Research Assistant

Generalist
Generalist

San Francisco, CA, USA · San Mateo, CA, USA

Posted on Jun 26, 2026

About the Role:

We are looking for a Research Assistant to help design, run, and analyze experiments at the intersection of machine learning and robotics. This is an entry-level research role for individuals with less than 3 years of research experience, and is designed to be a potential career path towards eventually contributing as a Research Scientist.

At Generalist, we are building foundation models for robots. These models improve through a tight feedback loop: design experiments, collect data, train or fine-tune models, evaluate them in the real world, analyze results, and repeat. This role helps make that loop faster, more rigorous, and more reliable.

You will work closely with ML researchers and robotics engineers to run robot experiments, design evaluation tasks, brainstorm ideas, collect data, interpret results, and document repeatable workflows.

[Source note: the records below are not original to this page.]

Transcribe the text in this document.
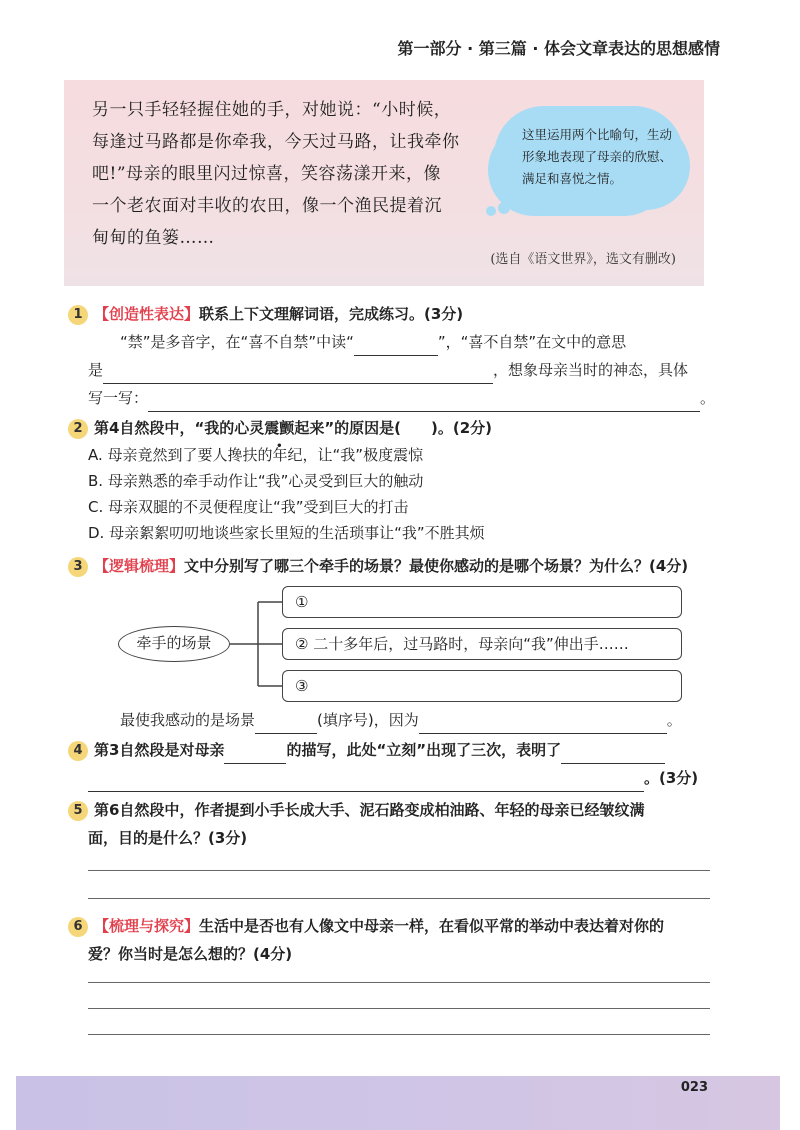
第一部分 · 第三篇 · 体会文章表达的思想感情
另一只手轻轻握住她的手，对她说：“小时候，
每逢过马路都是你牵我，今天过马路，让我牵你
吧!”母亲的眼里闪过惊喜，笑容荡漾开来，像
一个老农面对丰收的农田，像一个渔民提着沉
甸甸的鱼篓……
这里运用两个比喻句，生动形象地表现了母亲的欣慰、满足和喜悦之情。
(选自《语文世界》，选文有删改)
1 【创造性表达】联系上下文理解词语，完成练习。(3分)
“禁”是多音字，在“喜不自禁”中读“	”，“喜不自禁”在文中的意思
是	，想象母亲当时的神态，具体
写一写：	。
2 第4自然段中，“我的心灵震颤起来”的原因是(　　)。(2分)
A. 母亲竟然到了要人搀扶的年纪，让“我”极度震惊
B. 母亲熟悉的牵手动作让“我”心灵受到巨大的触动
C. 母亲双腿的不灵便程度让“我”受到巨大的打击
D. 母亲絮絮叨叨地谈些家长里短的生活琐事让“我”不胜其烦
3 【逻辑梳理】文中分别写了哪三个牵手的场景？最使你感动的是哪个场景？为什么？(4分)
牵手的场景
①
② 二十多年后，过马路时，母亲向“我”伸出手……
③
最使我感动的是场景	(填序号)，因为	。
4 第3自然段是对母亲	的描写，此处“立刻”出现了三次，表明了
。(3分)
5 第6自然段中，作者提到小手长成大手、泥石路变成柏油路、年轻的母亲已经皱纹满
面，目的是什么？(3分)
6 【梳理与探究】生活中是否也有人像文中母亲一样，在看似平常的举动中表达着对你的
爱？你当时是怎么想的？(4分)
023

A major part of this role is helping ensure our evaluations are trustworthy. We care deeply about experimental design, controls, hands-on iteration, sample sizes, variance, repeatability, and statistical rigor.

You’ll be responsible for:

  • Running structured experiments on robot platforms

  • Setting up physical tasks, materials, fixtures, and benchmarks for robot evaluations

  • Collecting high-quality robot data and tracking experimental conditions

  • Measuring real-world success rates across tasks, robots, and model variants

  • Designing evaluations with attention to controls, repeatability, statistical rigor, and sources of bias

  • Analyzing results to help distinguish real model improvements from noise

  • Synthesizing findings and communicating them clearly to ML researchers and engineers

  • Preparing robots, sensors, workspaces, and materials for rollouts and evaluations

  • Helping kick off training jobs, run evaluations, and organize results

  • Beta testing internal and third-party tools for teaching robots new skills

  • Troubleshooting physical setups, hardware issues, and procedural bottlenecks

  • Writing clear documentation and playbooks so others can reproduce workflows

  • Improving experimental reliability, data quality, and operational throughput over time

You might thrive in this role if you:

  • Have experience running experiments, lab studies, field studies, data collection workflows, or structured evaluations

  • Think carefully about experimental design, confounding factors, controls, sample sizes, variance, and what conclusions the data can actually support

  • Are diligent and detail-oriented, especially when tasks are repetitive but subtle differences matter

  • Enjoy hands-on work with physical systems, equipment, materials, or instruments

  • Are comfortable following protocols while also noticing when something is wrong or could be improved

  • Can coordinate many moving parts: robots, materials, tasks, data, model versions, metrics, and documentation

  • Communicate clearly and can summarize what happened, what changed, and what the evidence suggests

  • Are curious about machine learning and robotics, even if you are not yet an expert in either

  • Have some exposure to programming, data analysis, robotics, hardware, electronics, mechanical assembly, or experimental tooling

  • Prefer fast iteration, careful measurement, and empirical progress over abstract theory alone


About Generalist

At Generalist, we are on a mission to make general-purpose robots a reality. We believe the industries and homes of the future will depend on humans and machines working together in new ways. Robots can help us build more and get more done.

We build embodied foundation models, starting with a focus on dexterity. This requires advancing the frontiers of data, models, and hardware, to enable robots to intelligently interact with the physical world.

The company embraces both large-scale AI and robotics as core to its DNA. Our team of researchers, roboticists, and company builders come from OpenAI, Boston Dynamics, Google DeepMind, and other frontier labs—with a track record of shipping AI breakthroughs. Before Generalist, we pioneered large embodied multimodal models and vision-language-action models (PaLM-E, RT-2, Gemini Robotics), launched and scaled ChatGPT and GPT-4 to hundreds of millions of users, engineered the foundations of autonomous driving, built next-generation robots (Atlas, Spot, Stretch) and pushed the limits of what they can do (from parkour to manipulation, and testing robustness).

We are an equal opportunity employer, and we do not discriminate on the basis of race, religion, color, national origin, sex, sexual orientation, age, veteran status, disability, genetic information, or other applicable legally protected characteristic.